In response to our charge, the Mental Health and Policing Working Group set out to assess the myriad ways in which police work results in encounters involving PMIs. The result was a working paper that documented the complex nature of these interactions (Huey et al. 2021). In this second paper, we move away from the dynamics leading to police encounters towards an exploration of some of the existing suite of downstream policing programs and initiatives in use in Canada. In the pages that follow, we present an assessment of the current evidence base for each selected, with a particular focus on reviewing experimental, evaluative, and other research conducted in Canada. Our intention is to provide policymakers and practitioners with a better-informed understanding of the strengths and limitations of the current evidence base for programs that have already been widely adopted. In this paper, we explore the knowledge base in the following areas: mental health screening tools, situation tables/hub models, nonescalation and de-escalation training, and crisis intervention and co-response models. In each section, we provide a brief overview of the intervention, program, and (or) tool. Then we move on to reviewing the evidence base for each, including presenting a discussion of what the relevant literature reveals in terms of the relative strengths and weaknesses of a given response model or tool. From there, we provide a succinct snapshot of what is both known about a model, as well as areas in which future research is critically needed. Finally, based on an analysis of the data and research gathered, we present a series of recommendations for policymakers and practitioners.
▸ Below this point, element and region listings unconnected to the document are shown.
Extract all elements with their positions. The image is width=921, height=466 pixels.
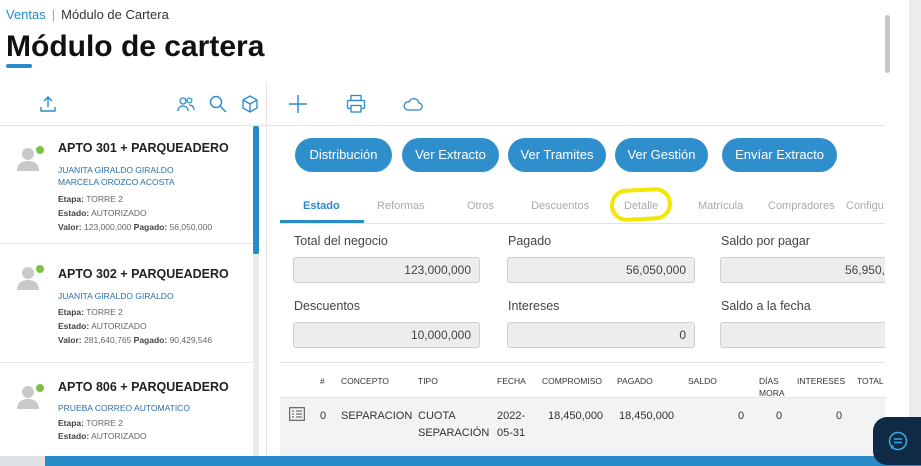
right-rail [909,0,921,466]
total-negocio-label: Total del negocio [294,234,388,248]
highlight-annotation [609,186,673,223]
unit-estado: Estado: AUTORIZADO [58,208,147,218]
unit-etapa: Etapa: TORRE 2 [58,194,123,204]
chat-icon [887,430,909,452]
cell-concepto: SEPARACION [341,410,413,422]
col-header[interactable]: TOTAL [857,375,884,387]
intereses-label: Intereses [508,299,560,313]
unit-etapa: Etapa: TORRE 2 [58,307,123,317]
unit-title: APTO 302 + PARQUEADERO [58,267,229,281]
col-header[interactable]: PAGADO [617,375,653,387]
upload-icon[interactable] [38,94,58,114]
cell-pagado: 18,450,000 [619,410,675,422]
tab-descuentos[interactable]: Descuentos [531,200,589,212]
cell-fecha: 2022- [497,410,526,422]
box-icon[interactable] [240,94,260,114]
unit-person: JUANITA GIRALDO GIRALDO [58,291,174,301]
detail-toolbar [267,82,885,126]
descuentos-label: Descuentos [294,299,361,313]
avatar-icon [16,144,46,174]
search-icon[interactable] [208,94,228,114]
breadcrumb: Ventas | Módulo de Cartera [6,7,169,22]
avatar-icon [16,382,46,412]
unit-person: MARCELA OROZCO ACOSTA [58,177,175,187]
col-header[interactable]: CONCEPTO [341,375,389,387]
printer-icon[interactable] [345,93,367,115]
enviar-extracto-button[interactable]: Envíar Extracto [722,138,837,172]
app-root: Ventas | Módulo de Cartera Módulo de carte… [0,0,921,466]
page-title: Módulo de cartera [6,30,265,63]
cartera-table: # CONCEPTO TIPO FECHA COMPROMISO PAGADO … [280,362,885,456]
tab-configuracion[interactable]: Configu [846,200,884,212]
unit-valor: Valor: 281,640,765 Pagado: 90,429,546 [58,335,213,345]
plus-icon[interactable] [287,93,309,115]
saldo-fecha-field [720,322,885,348]
unit-person: JUANITA GIRALDO GIRALDO [58,165,174,175]
cell-dias-mora: 0 [776,410,783,422]
intereses-field: 0 [507,322,695,348]
pagado-label: Pagado [508,234,552,248]
cell-saldo: 0 [738,410,745,422]
units-panel: APTO 301 + PARQUEADERO JUANITA GIRALDO G… [0,82,266,466]
ver-gestion-button[interactable]: Ver Gestión [615,138,708,172]
ver-extracto-button[interactable]: Ver Extracto [402,138,499,172]
avatar-icon [16,263,46,293]
detail-tabs: Estado Reformas Otros Descuentos Detalle… [280,190,885,224]
unit-card[interactable]: APTO 302 + PARQUEADERO JUANITA GIRALDO G… [0,245,253,363]
tab-reformas[interactable]: Reformas [377,200,425,212]
unit-card[interactable]: APTO 301 + PARQUEADERO JUANITA GIRALDO G… [0,126,253,244]
chat-button[interactable] [873,417,921,465]
col-header[interactable]: INTERESES [797,375,845,387]
cell-tipo: SEPARACIÓN [418,427,490,439]
breadcrumb-current: Módulo de Cartera [61,7,169,22]
tab-estado[interactable]: Estado [303,200,340,212]
detail-list-icon[interactable] [289,407,305,421]
page-scrollbar[interactable] [885,15,890,73]
breadcrumb-ventas[interactable]: Ventas [6,7,46,22]
col-header[interactable]: TIPO [418,375,438,387]
pagado-field: 56,050,000 [507,257,695,283]
users-icon[interactable] [176,94,196,114]
units-toolbar [0,82,266,126]
cell-compromiso: 18,450,000 [548,410,604,422]
tab-otros[interactable]: Otros [467,200,494,212]
cell-fecha: 05-31 [497,427,526,439]
tab-compradores[interactable]: Compradores [768,200,835,212]
units-scrollbar-thumb[interactable] [253,126,259,254]
ver-tramites-button[interactable]: Ver Tramites [508,138,606,172]
cell-num: 0 [320,410,327,422]
unit-title: APTO 301 + PARQUEADERO [58,141,229,155]
unit-valor: Valor: 123,000,000 Pagado: 56,050,000 [58,222,213,232]
table-row[interactable] [280,398,885,456]
saldo-fecha-label: Saldo a la fecha [721,299,811,313]
breadcrumb-separator: | [51,7,56,22]
col-header[interactable]: SALDO [688,375,717,387]
panel-divider [266,82,267,456]
unit-card[interactable]: APTO 806 + PARQUEADERO PRUEBA CORREO AUT… [0,364,253,466]
total-negocio-field: 123,000,000 [293,257,480,283]
unit-estado: Estado: AUTORIZADO [58,321,147,331]
distribucion-button[interactable]: Distribución [295,138,392,172]
unit-person: PRUEBA CORREO AUTOMATICO [58,403,190,413]
bottom-bar [0,456,921,466]
bottom-bar-left [0,456,45,466]
col-header: # [320,376,325,386]
active-tab-indicator [280,220,364,223]
unit-estado: Estado: AUTORIZADO [58,431,147,441]
saldo-pagar-field: 56,950, [720,257,885,283]
cell-intereses: 0 [836,410,843,422]
tab-matricula[interactable]: Matrícula [698,200,743,212]
cloud-icon[interactable] [402,93,424,115]
col-header[interactable]: FECHA [497,375,526,387]
cell-tipo: CUOTA [418,410,456,422]
unit-etapa: Etapa: TORRE 2 [58,418,123,428]
descuentos-field: 10,000,000 [293,322,480,348]
saldo-pagar-label: Saldo por pagar [721,234,810,248]
col-header[interactable]: COMPROMISO [542,375,602,387]
units-scrollbar[interactable] [253,126,259,456]
unit-title: APTO 806 + PARQUEADERO [58,380,229,394]
title-underline [6,64,32,68]
col-header[interactable]: DÍAS [759,375,779,387]
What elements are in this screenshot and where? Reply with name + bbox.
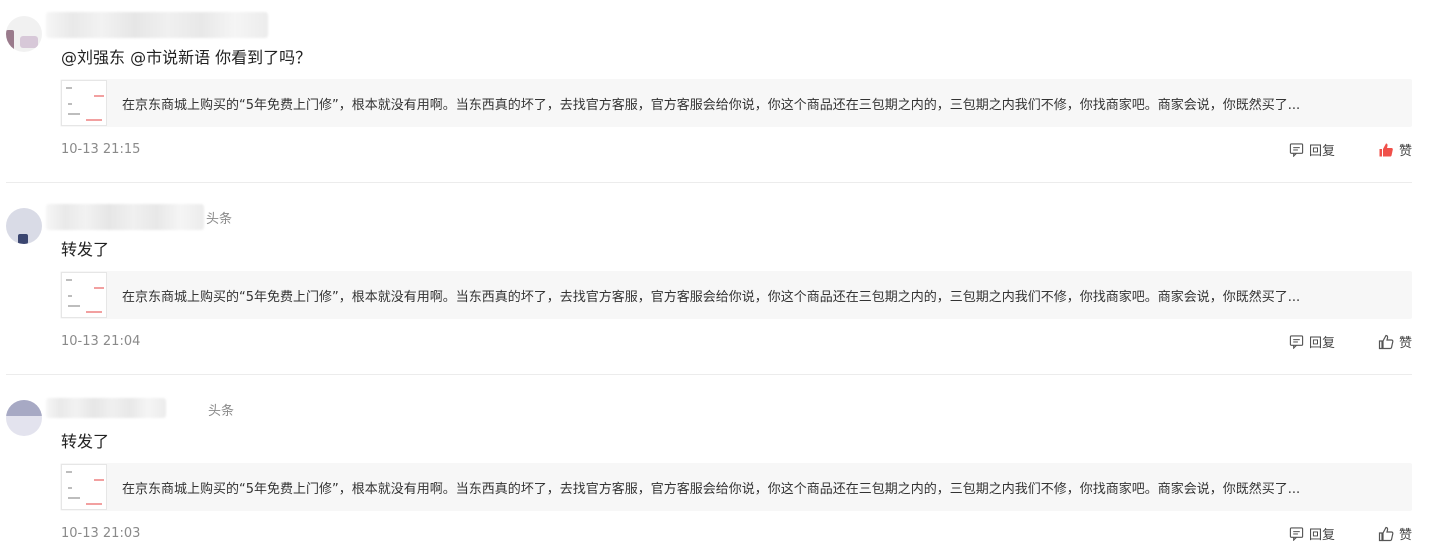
username-redacted[interactable] [46,204,204,230]
divider [6,182,1412,183]
comment-icon [1289,142,1304,157]
reply-button[interactable]: 回复 [1289,524,1335,543]
quoted-post-thumbnail [61,464,107,510]
reply-button[interactable]: 回复 [1289,140,1335,159]
comment-text: 转发了 [61,432,110,451]
like-button[interactable]: 赞 [1378,332,1412,351]
thumbs-up-icon [1378,142,1394,158]
like-label: 赞 [1399,528,1413,543]
comment-item: @刘强东 @市说新语 你看到了吗？ 在京东商城上购买的“5年免费上门修”，根本就… [0,0,1448,183]
username-redacted[interactable] [46,398,166,418]
comment-source: 头条 [206,212,233,227]
reply-button[interactable]: 回复 [1289,332,1335,351]
avatar[interactable] [6,400,42,436]
comment-text: 转发了 [61,240,110,259]
quoted-post-card[interactable]: 在京东商城上购买的“5年免费上门修”，根本就没有用啊。当东西真的坏了，去找官方客… [60,463,1412,511]
quoted-post-card[interactable]: 在京东商城上购买的“5年免费上门修”，根本就没有用啊。当东西真的坏了，去找官方客… [60,271,1412,319]
comment-timestamp: 10-13 21:04 [61,334,141,349]
like-label: 赞 [1399,336,1413,351]
avatar[interactable] [6,208,42,244]
thumbs-up-icon [1378,526,1394,542]
like-label: 赞 [1399,144,1413,159]
comment-item: 头条 转发了 在京东商城上购买的“5年免费上门修”，根本就没有用啊。当东西真的坏… [0,384,1448,552]
comment-timestamp: 10-13 21:15 [61,142,141,157]
thumbs-up-icon [1378,334,1394,350]
comment-feed: @刘强东 @市说新语 你看到了吗？ 在京东商城上购买的“5年免费上门修”，根本就… [0,0,1448,552]
reply-label: 回复 [1309,528,1336,543]
comment-source: 头条 [208,404,235,419]
comment-icon [1289,334,1304,349]
quoted-post-card[interactable]: 在京东商城上购买的“5年免费上门修”，根本就没有用啊。当东西真的坏了，去找官方客… [60,79,1412,127]
like-button[interactable]: 赞 [1378,524,1412,543]
quoted-post-thumbnail [61,80,107,126]
username-redacted[interactable] [46,12,268,38]
comment-icon [1289,526,1304,541]
comment-timestamp: 10-13 21:03 [61,526,141,541]
quoted-post-text: 在京东商城上购买的“5年免费上门修”，根本就没有用啊。当东西真的坏了，去找官方客… [122,98,1301,113]
comment-text: @刘强东 @市说新语 你看到了吗？ [61,48,312,67]
reply-label: 回复 [1309,336,1336,351]
quoted-post-thumbnail [61,272,107,318]
reply-label: 回复 [1309,144,1336,159]
quoted-post-text: 在京东商城上购买的“5年免费上门修”，根本就没有用啊。当东西真的坏了，去找官方客… [122,482,1301,497]
quoted-post-text: 在京东商城上购买的“5年免费上门修”，根本就没有用啊。当东西真的坏了，去找官方客… [122,290,1301,305]
divider [6,374,1412,375]
avatar[interactable] [6,16,42,52]
like-button[interactable]: 赞 [1378,140,1412,159]
comment-item: 头条 转发了 在京东商城上购买的“5年免费上门修”，根本就没有用啊。当东西真的坏… [0,192,1448,375]
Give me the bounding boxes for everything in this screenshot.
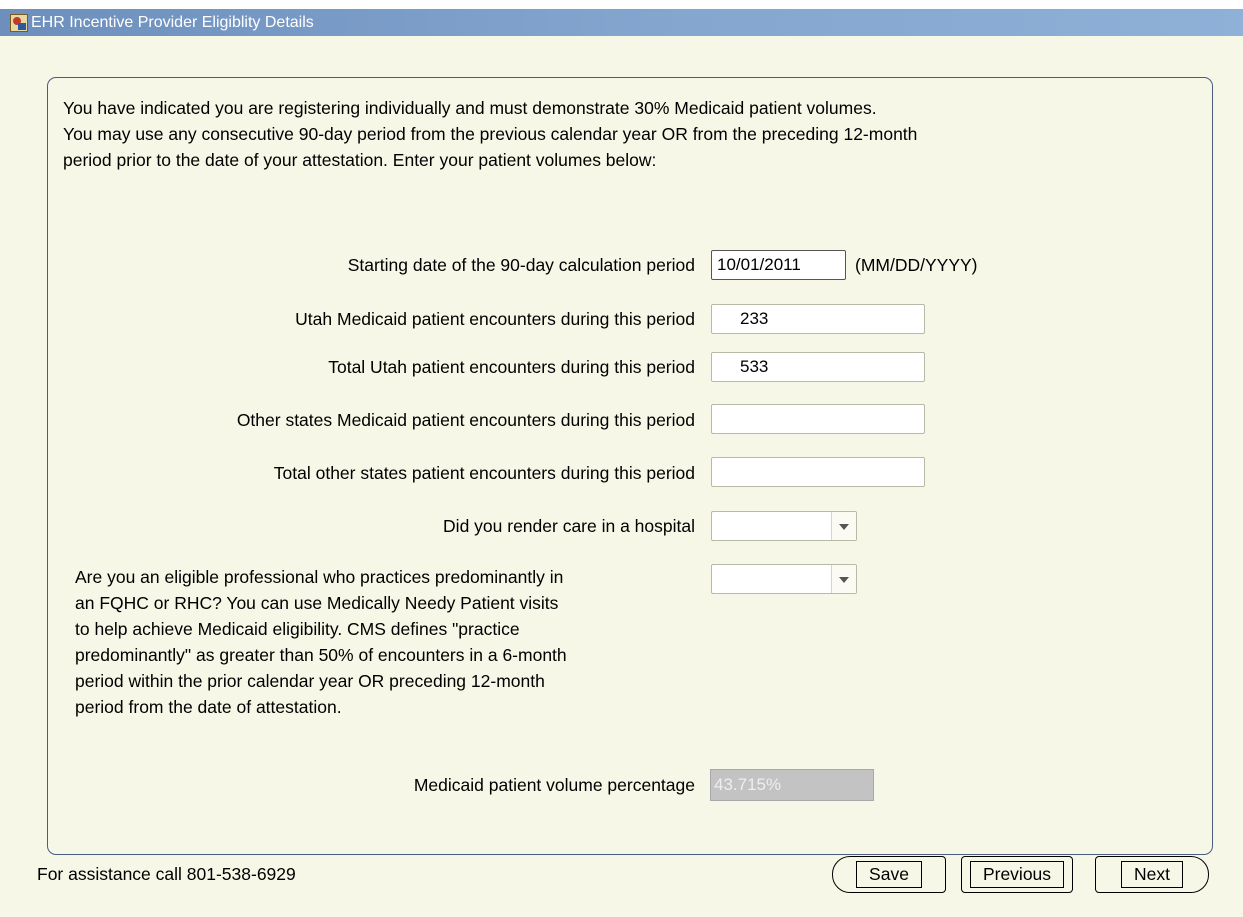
fqhc-line-1: Are you an eligible professional who pra… xyxy=(75,567,564,587)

Mental health screening tools
In the rush to improve police effectiveness and efficiency in responding to calls for service involving PMIs, as well as case and clinical outcomes for those with mental illness who come into contact with police, an increasing number of Canadian police services are adopting mental health screening tools. Ostensibly, the purpose of employing such tools is to better identify individuals with mental health issues to provide appropriate responses, whether that be reframing de-escalation procedures, taking necessary suicide precautions on-scene or in police custody or, where appropriate, diversion to mental health facilities. In our review of the relevant literature, we identified two primary types of mental health tools in use by police services. These are:
- screening tools used by frontline officers to assist in decision-making, and
- screening tools for assessing depression, suicidality, and (or) other health and mental health related concerns among individuals held in police custody.
Unfortunately, despite a handful of United Kingdom based studies (Baksheev et al. 2012; Dorn et al. 2013), we could locate no Canadian evaluations or other research of in-custody screening tools. Nor did keyword searches using online search engines1 turn up references to such tools in the Canadian grey literature2, media or other sources.